À Chicoutimi, le chef David Janelle en sait quelque chose. Son restaurant, La Cuisine, attire en temps normal des gourmets de partout au Québec. Mais il a dû en refouler beaucoup depuis la réouverture de sa salle, il y a quelques semaines.

« J’ai eu un client l’autre soir qui venait de Saint-Jérôme. “Ah ben désolé, monsieur, vous ne pouvez pas manger à l’intérieur !” », raconte le chef propriétaire. Il a même dû refuser des clients réguliers de Québec. « C’est triste de dire non à des gens, c’est sûr. »

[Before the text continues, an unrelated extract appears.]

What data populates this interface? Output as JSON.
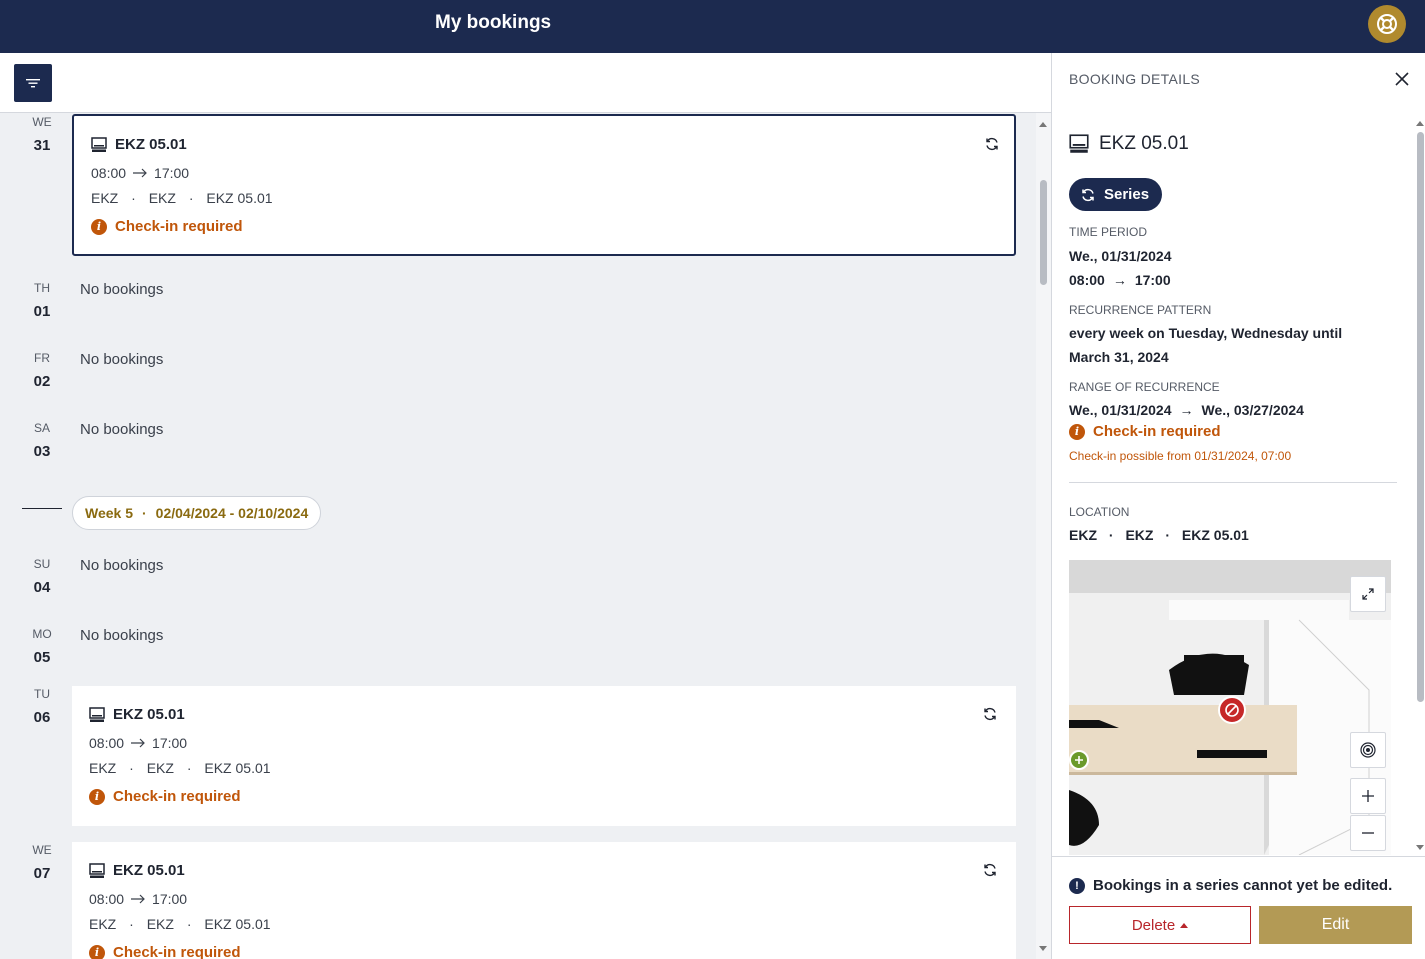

Selon son expérience, certains visiteurs des zones rouges ignorent encore la règle gouvernementale. Ils pensent que les restaurants leur sont ouverts. Puis, il y a les autres. « Il y en a qui le savent très bien, mais qui s’essayent quand même », dit-il.

Couvre-feu difficile à appliquer

La semaine de relâche s’annonce donc délicate pour ces restaurateurs, qui devront vérifier la provenance de leurs clients. Dans les hôtels en zone orange, où les piscines sont ouvertes, celles-ci ne seront théoriquement pas accessibles aux touristes des zones rouges, précise dans un courriel le ministère de la Santé et des Services sociaux.

Les policiers de Saguenay, eux aussi, veilleront au grain. « C’est ce que le premier ministre demande. Les gens des zones rouges devront respecter les règles de leur zone durant la relâche », lance Dominic Simard, porte-parole du Service de police de Saguenay.

Mais dans les faits, certaines règles seront difficiles à appliquer. Prenez le couvre-feu, par exemple. Une famille de Québec en vacances dans la région sera tenue de respecter le couvre-feu de 20 h, alors qu’il est établi à 21 h 30 pour les habitants d’une zone orange.

« On ne fera pas un barrage spécifique pour voir s’il y a du monde de Montréal à l’heure du couvre-feu de zone rouge », admet le policier. Mais un visiteur de zone rouge à l’extérieur après 20 h pourrait écoper d’une amende, dit-il.

La même rigueur sera de mise à la station de ski Le Valinouët, à Saint-David-de-Falardeau. Les skieurs originaires d’une zone rouge sont les bienvenus et pourront skier, se changer et se réchauffer à l’intérieur, mais ne pourront manger avec les autres dans le chalet.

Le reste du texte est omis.